Get Creative: Write with Your Nose


Here are two paragraphs I sometimes give my students to compare:

Paragraph 1: "It was a big old barn. There were horses and cows and sheep inside, and a lot of other things lying around, like hay. The barn was really smelly."

Paragraph 2: "The barn was very large. It was very old. It smelled of hay and it smelled of manure. It smelled of the perspiration of tired horses and the wonderful sweet breath of patient cows. It often had a sort of peaceful smell—as though nothing bad could happen ever again in the world. It smelled of grain and of harness dressing and of axle grease and of rubber boots and of new rope. And whenever the cat was given a fish-head to eat, the barn would smell of fish. But mostly it smelled of hay, for there was always hay in the great loft up overhead. And there was always hay being pitched down to the cows and horses and the sheep."
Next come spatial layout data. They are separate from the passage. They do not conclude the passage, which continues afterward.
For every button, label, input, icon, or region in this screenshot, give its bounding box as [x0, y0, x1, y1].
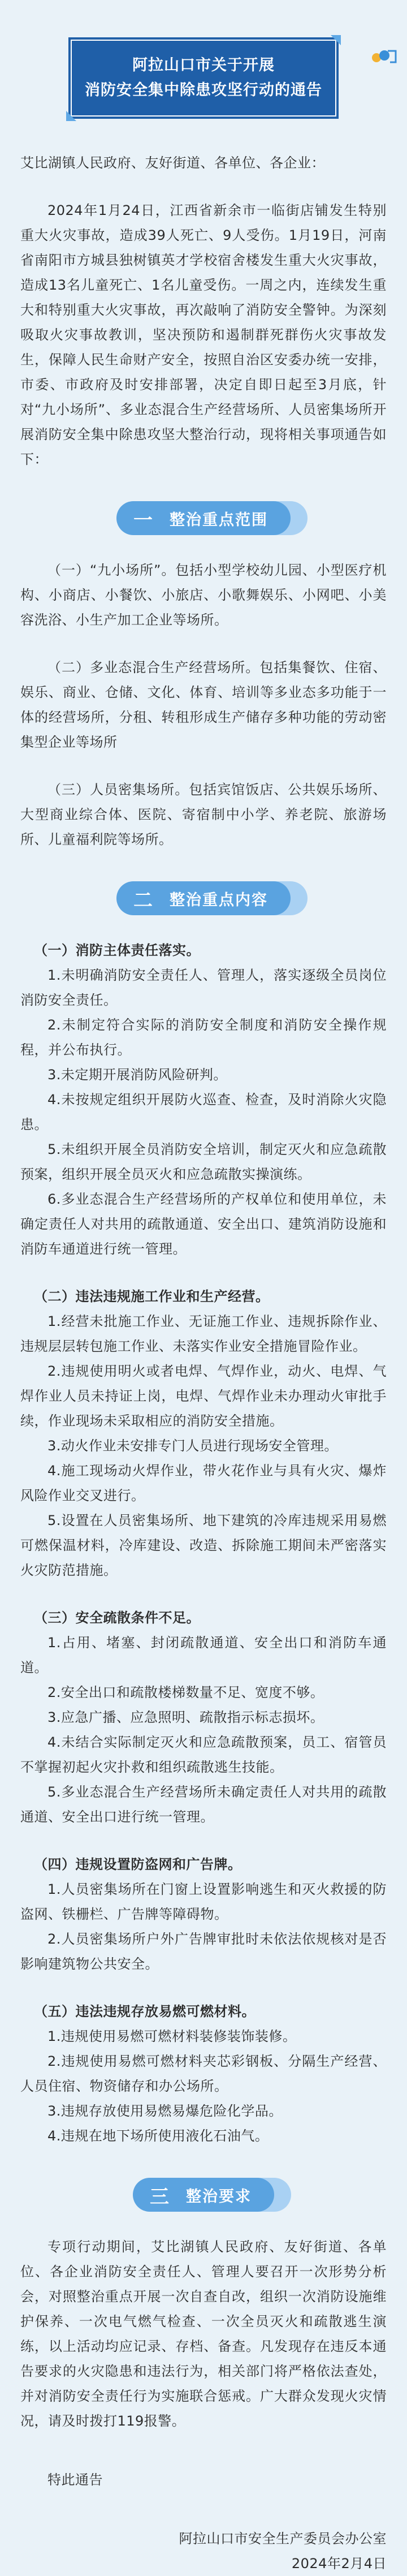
- section-number: 二: [133, 889, 153, 912]
- section-header: [20, 501, 387, 535]
- list-item: 3.应急广播、应急照明、疏散指示标志损坏。: [47, 1709, 324, 1725]
- section-badge: [116, 501, 291, 535]
- list-item: 1.违规使用易燃可燃材料装修装饰装修。: [47, 2028, 297, 2044]
- list-item: 2.安全出口和疏散楼梯数量不足、宽度不够。: [47, 1685, 324, 1700]
- badge-tail: [274, 881, 308, 915]
- list-item: 2.人员密集场所户外广告牌审批时未依法依规核对是否影响建筑物公共安全。: [20, 1931, 387, 1972]
- corner-decoration: [331, 35, 341, 45]
- section-title: 整治重点内容: [170, 891, 268, 909]
- badge-tail: [274, 501, 308, 535]
- logo-icon: [371, 48, 397, 64]
- list-item: 6.多业态混合生产经营场所的产权单位和使用单位，未确定责任人对共用的疏散通道、安全出口、建筑消防设施和消防车通道进行统一管理。: [20, 1191, 387, 1257]
- list-item: 2.未制定符合实际的消防安全制度和消防安全操作规程，并公布执行。: [20, 1017, 387, 1058]
- scope-paragraph: （二）多业态混合生产经营场所。包括集餐饮、住宿、娱乐、商业、仓储、文化、体育、培训等多业态多功能于一体的经营场所，分租、转租形成生产储存多种功能的劳动密集型企业等场所: [20, 660, 387, 750]
- list-item: 4.违规在地下场所使用液化石油气。: [47, 2128, 269, 2144]
- list-item: 3.未定期开展消防风险研判。: [47, 1067, 227, 1083]
- group-heading: （三）安全疏散条件不足。: [34, 1610, 200, 1626]
- list-item: 5.未组织开展全员消防安全培训，制定灭火和应急疏散预案，组织开展全员灭火和应急疏散实操演练。: [20, 1141, 387, 1182]
- list-item: 4.施工现场动火焊作业，带火花作业与具有火灾、爆炸风险作业交叉进行。: [20, 1463, 387, 1504]
- requirements-paragraph: 专项行动期间，艾比湖镇人民政府、友好街道、各单位、各企业消防安全责任人、管理人要召开一次形势分析会，对照整治重点开展一次自查自改，组织一次消防设施维护保养、一次电气燃气检查、一次全员灭火和疏散逃生演练，以上活动均应记录、存档、备查。凡发现存在违反本通告要求的火灾隐患和违法行为，相关部门将严格依法查处，并对消防安全责任行为实施联合惩戒。广大群众发现火灾情况，请及时拨打119报警。: [20, 2239, 387, 2429]
- list-item: 3.动火作业未安排专门人员进行现场安全管理。: [47, 1438, 338, 1454]
- section-title: 整治重点范围: [170, 511, 268, 529]
- section-badge: [133, 2178, 274, 2212]
- intro-paragraph: 2024年1月24日，江西省新余市一临街店铺发生特别重大火灾事故，造成39人死亡、9人受伤。1月19日，河南省南阳市方城县独树镇英才学校宿舍楼发生重大火灾事故，造成13名儿童死亡、1名儿童受伤。一周之内，连续发生重大和特别重大火灾事故，再次敲响了消防安全警钟。为深刻吸取火灾事故教训，坚决预防和遏制群死群伤火灾事故发生，保障人民生命财产安全，按照自治区安委办统一安排，市委、市政府及时安排部署，决定自即日起至3月底，针对“九小场所”、多业态混合生产经营场所、人员密集场所开展消防安全集中除患攻坚大整治行动，现将相关事项通告如下：: [20, 203, 387, 467]
- content-group: [20, 1852, 387, 1976]
- content-group: [20, 1999, 387, 2148]
- list-item: 2.违规使用明火或者电焊、气焊作业，动火、电焊、气焊作业人员未持证上岗，电焊、气焊作业未办理动火审批手续，作业现场未采取相应的消防安全措施。: [20, 1363, 387, 1429]
- list-item: 1.未明确消防安全责任人、管理人，落实逐级全员岗位消防安全责任。: [20, 967, 387, 1008]
- scope-paragraph: （三）人员密集场所。包括宾馆饭店、公共娱乐场所、大型商业综合体、医院、寄宿制中小学、养老院、旅游场所、儿童福利院等场所。: [20, 782, 387, 847]
- list-item: 1.经营未批施工作业、无证施工作业、违规拆除作业、违规层层转包施工作业、未落实作业安全措施冒险作业。: [20, 1313, 387, 1354]
- scope-paragraph: （一）“九小场所”。包括小型学校幼儿园、小型医疗机构、小商店、小餐饮、小旅店、小歌舞娱乐、小网吧、小美容洗浴、小生产加工企业等场所。: [20, 562, 387, 628]
- notice-page: [0, 40, 407, 2571]
- group-heading: （五）违法违规存放易燃可燃材料。: [34, 2004, 256, 2019]
- notice-body: [0, 150, 407, 2576]
- list-item: 5.设置在人员密集场所、地下建筑的冷库违规采用易燃可燃保温材料，冷库建设、改造、拆除施工期间未严密落实火灾防范措施。: [20, 1513, 387, 1578]
- list-item: 1.人员密集场所在门窗上设置影响逃生和灭火救援的防盗网、铁栅栏、广告牌等障碍物。: [20, 1881, 387, 1922]
- content-group: [20, 1284, 387, 1583]
- notice-title-line2: 消防安全集中除患攻坚行动的通告: [85, 81, 322, 99]
- signature-date: 2024年2月4日: [291, 2556, 387, 2571]
- notice-title-line1: 阿拉山口市关于开展: [132, 57, 275, 74]
- list-item: 1.占用、堵塞、封闭疏散通道、安全出口和消防车通道。: [20, 1635, 387, 1675]
- list-item: 4.未结合实际制定灭火和应急疏散预案，员工、宿管员不掌握初起火灾扑救和组织疏散逃生技能。: [20, 1734, 387, 1775]
- section-badge: [116, 881, 291, 915]
- list-item: 3.违规存放使用易燃易爆危险化学品。: [47, 2103, 283, 2119]
- list-item: 4.未按规定组织开展防火巡查、检查，及时消除火灾隐患。: [20, 1092, 387, 1132]
- closing-text: 特此通告: [47, 2472, 103, 2488]
- group-heading: （四）违规设置防盗网和广告牌。: [34, 1856, 242, 1872]
- corner-decoration: [66, 111, 76, 121]
- badge-tail: [257, 2178, 291, 2212]
- group-heading: （二）违法违规施工作业和生产经营。: [34, 1289, 270, 1304]
- content-group: [20, 938, 387, 1261]
- content-group: [20, 1605, 387, 1829]
- section-title: 整治要求: [186, 2187, 252, 2205]
- list-item: 2.违规使用易燃可燃材料夹芯彩钢板、分隔生产经营、人员住宿、物资储存和办公场所。: [20, 2053, 387, 2094]
- addressee: 艾比湖镇人民政府、友好街道、各单位、各企业：: [20, 155, 325, 171]
- notice-title-box: [71, 40, 336, 117]
- group-heading: （一）消防主体责任落实。: [34, 942, 200, 958]
- list-item: 5.多业态混合生产经营场所未确定责任人对共用的疏散通道、安全出口进行统一管理。: [20, 1784, 387, 1825]
- section-number: 一: [133, 509, 153, 532]
- section-header: [20, 881, 387, 915]
- section-header: [20, 2178, 387, 2212]
- signature-org: 阿拉山口市安全生产委员会办公室: [179, 2531, 387, 2547]
- section-number: 三: [150, 2185, 169, 2208]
The first paragraph is a simple, rather boring description of a barn that gives us a few general details, but it sounds like every other barn in the world. The second paragraph is E. B. White's description of the barn in Charlotte's Web. Notice how he uses smells to tell us all sorts of specific details about this particular barn--what's in it, who lives there, what the horses and the cows are like, what kind of activities happen there, and most of all, what it feels like to be in this barn. Even if you were standing there with your eyes were closed, he seems to be saying, you would be able to get a picture of this place just by using your nose.

Write a description of a place using only your nose. Well, your nose and a pencil. Can you help someone really feel what it's like to be there by filling your description with as many smells as possible?